One of my English students once told me that a woman is at her most beautiful wearing yukata, a summer kimono, and I see now what he means. Swaths of midnight blue are scattered with pink cherry blossoms, delicate shades of pale yellow and or periwinkle are sliced by obis in brilliant sashes of orange or white, and hair is piled high with jewels and flowers that tumble down and glitter in the night – the men, dressed in their sombre neutral tones, follow like moths compared to these beautiful creatures.

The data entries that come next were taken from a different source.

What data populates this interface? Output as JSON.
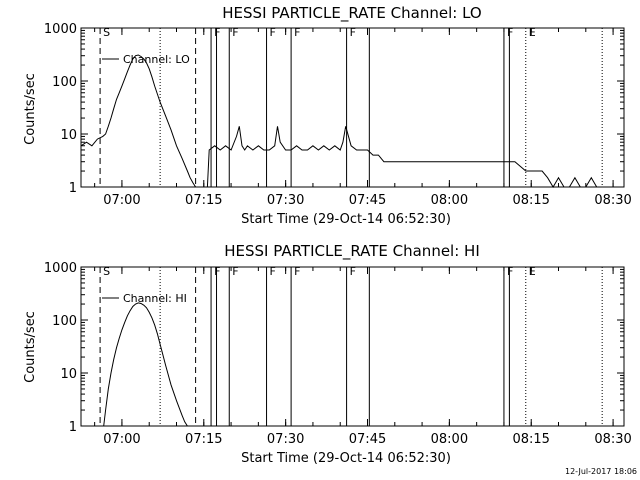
{
  "footer_timestamp": "12-Jul-2017 18:06",
  "chart_data": [
    {
      "type": "line",
      "title": "HESSI PARTICLE_RATE Channel: LO",
      "xlabel": "Start Time (29-Oct-14 06:52:30)",
      "ylabel": "Counts/sec",
      "y_scale": "log",
      "ylim": [
        1,
        1000
      ],
      "xlim": [
        "06:52:30",
        "08:32:00"
      ],
      "x_ticks": [
        "07:00",
        "07:15",
        "07:30",
        "07:45",
        "08:00",
        "08:15",
        "08:30"
      ],
      "y_ticks": [
        "1",
        "10",
        "100",
        "1000"
      ],
      "legend": "Channel: LO",
      "flag_lines": [
        {
          "time": "06:56:00",
          "style": "dashed",
          "label": "S"
        },
        {
          "time": "07:07:00",
          "style": "dotted",
          "label": ""
        },
        {
          "time": "07:13:30",
          "style": "dashed",
          "label": ""
        },
        {
          "time": "07:16:20",
          "style": "solid",
          "label": "F"
        },
        {
          "time": "07:17:20",
          "style": "solid",
          "label": ""
        },
        {
          "time": "07:19:40",
          "style": "solid",
          "label": "F"
        },
        {
          "time": "07:26:30",
          "style": "solid",
          "label": "F"
        },
        {
          "time": "07:31:00",
          "style": "solid",
          "label": "F"
        },
        {
          "time": "07:41:10",
          "style": "solid",
          "label": "F"
        },
        {
          "time": "07:45:20",
          "style": "solid",
          "label": ""
        },
        {
          "time": "08:10:00",
          "style": "solid",
          "label": "F"
        },
        {
          "time": "08:11:00",
          "style": "solid",
          "label": ""
        },
        {
          "time": "08:14:00",
          "style": "dotted",
          "label": "E"
        },
        {
          "time": "08:28:00",
          "style": "dotted",
          "label": ""
        }
      ],
      "series": [
        {
          "name": "Channel: LO",
          "x": [
            "06:52:30",
            "06:53:30",
            "06:54:30",
            "06:55:30",
            "06:56:30",
            "06:57:00",
            "06:57:30",
            "06:58:00",
            "06:58:30",
            "06:59:00",
            "06:59:30",
            "07:00:00",
            "07:00:30",
            "07:01:00",
            "07:01:30",
            "07:02:00",
            "07:02:30",
            "07:03:00",
            "07:03:30",
            "07:04:00",
            "07:04:30",
            "07:05:00",
            "07:05:30",
            "07:06:00",
            "07:07:00",
            "07:08:00",
            "07:09:00",
            "07:10:00",
            "07:11:00",
            "07:12:00",
            "07:12:30",
            "07:13:00",
            "07:13:30",
            "07:14:00",
            "07:14:30",
            "07:15:00",
            "07:15:40",
            "07:16:00",
            "07:17:00",
            "07:18:00",
            "07:19:00",
            "07:20:00",
            "07:21:00",
            "07:21:30",
            "07:22:00",
            "07:22:30",
            "07:23:00",
            "07:24:00",
            "07:25:00",
            "07:26:00",
            "07:27:00",
            "07:28:00",
            "07:28:30",
            "07:29:00",
            "07:30:00",
            "07:31:00",
            "07:32:00",
            "07:33:00",
            "07:34:00",
            "07:35:00",
            "07:36:00",
            "07:37:00",
            "07:38:00",
            "07:39:00",
            "07:40:00",
            "07:40:30",
            "07:41:00",
            "07:42:00",
            "07:43:00",
            "07:44:00",
            "07:45:00",
            "07:46:00",
            "07:47:00",
            "07:48:00",
            "07:50:00",
            "07:52:00",
            "07:54:00",
            "07:56:00",
            "07:58:00",
            "08:00:00",
            "08:02:00",
            "08:04:00",
            "08:06:00",
            "08:08:00",
            "08:10:00",
            "08:12:00",
            "08:14:00",
            "08:16:00",
            "08:17:00",
            "08:18:00",
            "08:19:00",
            "08:20:00",
            "08:21:00",
            "08:22:00",
            "08:23:00",
            "08:24:00",
            "08:25:00",
            "08:26:00",
            "08:27:00",
            "08:28:00"
          ],
          "y": [
            6,
            7,
            6,
            8,
            9,
            10,
            14,
            20,
            30,
            45,
            60,
            80,
            110,
            150,
            200,
            260,
            300,
            310,
            290,
            260,
            220,
            170,
            120,
            80,
            40,
            22,
            12,
            6,
            3.5,
            2,
            1.5,
            1.2,
            1,
            1,
            1,
            1,
            1,
            5,
            6,
            5,
            6,
            5,
            9,
            14,
            6,
            5,
            6,
            5,
            6,
            5,
            5,
            6,
            14,
            7,
            5,
            5,
            6,
            5,
            5,
            6,
            5,
            6,
            5,
            6,
            5,
            7,
            14,
            6,
            5,
            5,
            5,
            4,
            4,
            3,
            3,
            3,
            3,
            3,
            3,
            3,
            3,
            3,
            3,
            3,
            3,
            3,
            2,
            2,
            2,
            1.5,
            1,
            1.5,
            1,
            1,
            1.5,
            1,
            1,
            1.5,
            1,
            1
          ]
        }
      ]
    },
    {
      "type": "line",
      "title": "HESSI PARTICLE_RATE Channel: HI",
      "xlabel": "Start Time (29-Oct-14 06:52:30)",
      "ylabel": "Counts/sec",
      "y_scale": "log",
      "ylim": [
        1,
        1000
      ],
      "xlim": [
        "06:52:30",
        "08:32:00"
      ],
      "x_ticks": [
        "07:00",
        "07:15",
        "07:30",
        "07:45",
        "08:00",
        "08:15",
        "08:30"
      ],
      "y_ticks": [
        "1",
        "10",
        "100",
        "1000"
      ],
      "legend": "Channel: HI",
      "flag_lines": [
        {
          "time": "06:56:00",
          "style": "dashed",
          "label": "S"
        },
        {
          "time": "07:07:00",
          "style": "dotted",
          "label": ""
        },
        {
          "time": "07:13:30",
          "style": "dashed",
          "label": ""
        },
        {
          "time": "07:16:20",
          "style": "solid",
          "label": "F"
        },
        {
          "time": "07:17:20",
          "style": "solid",
          "label": ""
        },
        {
          "time": "07:19:40",
          "style": "solid",
          "label": "F"
        },
        {
          "time": "07:26:30",
          "style": "solid",
          "label": "F"
        },
        {
          "time": "07:31:00",
          "style": "solid",
          "label": "F"
        },
        {
          "time": "07:41:10",
          "style": "solid",
          "label": "F"
        },
        {
          "time": "07:45:20",
          "style": "solid",
          "label": ""
        },
        {
          "time": "08:10:00",
          "style": "solid",
          "label": "F"
        },
        {
          "time": "08:11:00",
          "style": "solid",
          "label": ""
        },
        {
          "time": "08:14:00",
          "style": "dotted",
          "label": "E"
        },
        {
          "time": "08:28:00",
          "style": "dotted",
          "label": ""
        }
      ],
      "series": [
        {
          "name": "Channel: HI",
          "x": [
            "06:56:40",
            "06:57:00",
            "06:57:30",
            "06:58:00",
            "06:58:30",
            "06:59:00",
            "06:59:30",
            "07:00:00",
            "07:00:30",
            "07:01:00",
            "07:01:30",
            "07:02:00",
            "07:02:30",
            "07:03:00",
            "07:03:30",
            "07:04:00",
            "07:04:30",
            "07:05:00",
            "07:05:30",
            "07:06:00",
            "07:06:30",
            "07:07:00",
            "07:07:30",
            "07:08:00",
            "07:09:00",
            "07:10:00",
            "07:11:00",
            "07:11:30",
            "07:12:00"
          ],
          "y": [
            1,
            2,
            5,
            10,
            18,
            30,
            45,
            65,
            90,
            120,
            150,
            180,
            200,
            210,
            205,
            190,
            170,
            140,
            110,
            80,
            55,
            35,
            22,
            14,
            6,
            3,
            1.6,
            1.2,
            1
          ]
        }
      ]
    }
  ]
}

We watch and sip our sake, which sears down our throats – we’d picked them up from a vending machine on the way and it tasted cheap and alien – while young girls adjust their lip gloss, giggling feverishly at the boys, plotting their love confessions, and children tug at their parent’s sleeves, eyeing the sky expectantly. The summer heat, which had seemed so oppressive during the day, now provided a comforting blanket against the darkness. The traditional dress made you feel as if you’d stepped back in time to the Edo period, if you ignored the mobile phones and cameras. And then the night bursts into a thousand multi-coloured stars. Children shriek and clap, teenagers tentatively held hands, shooting secret glances at each other and businessmen, their ties now skewered at odd angles, cheer raucously and slug down another cup of sake. Every year is a competition between the rival pyrotechnic groups to out-do each other, which makes for a spectacular light show. Thousands of shapes fill the sky in competition; red hearts scratch across the velvety black, stars plaster themselves over them in response, while even popular cartoon characters make an appearance. When a large Doraemon explodes into the sky, the little girl next to me squeals in delight.

I sit and peel a rice cracker from its polite plastic wrapping, and think to myself - this could quite possibly be the greatest show on earth.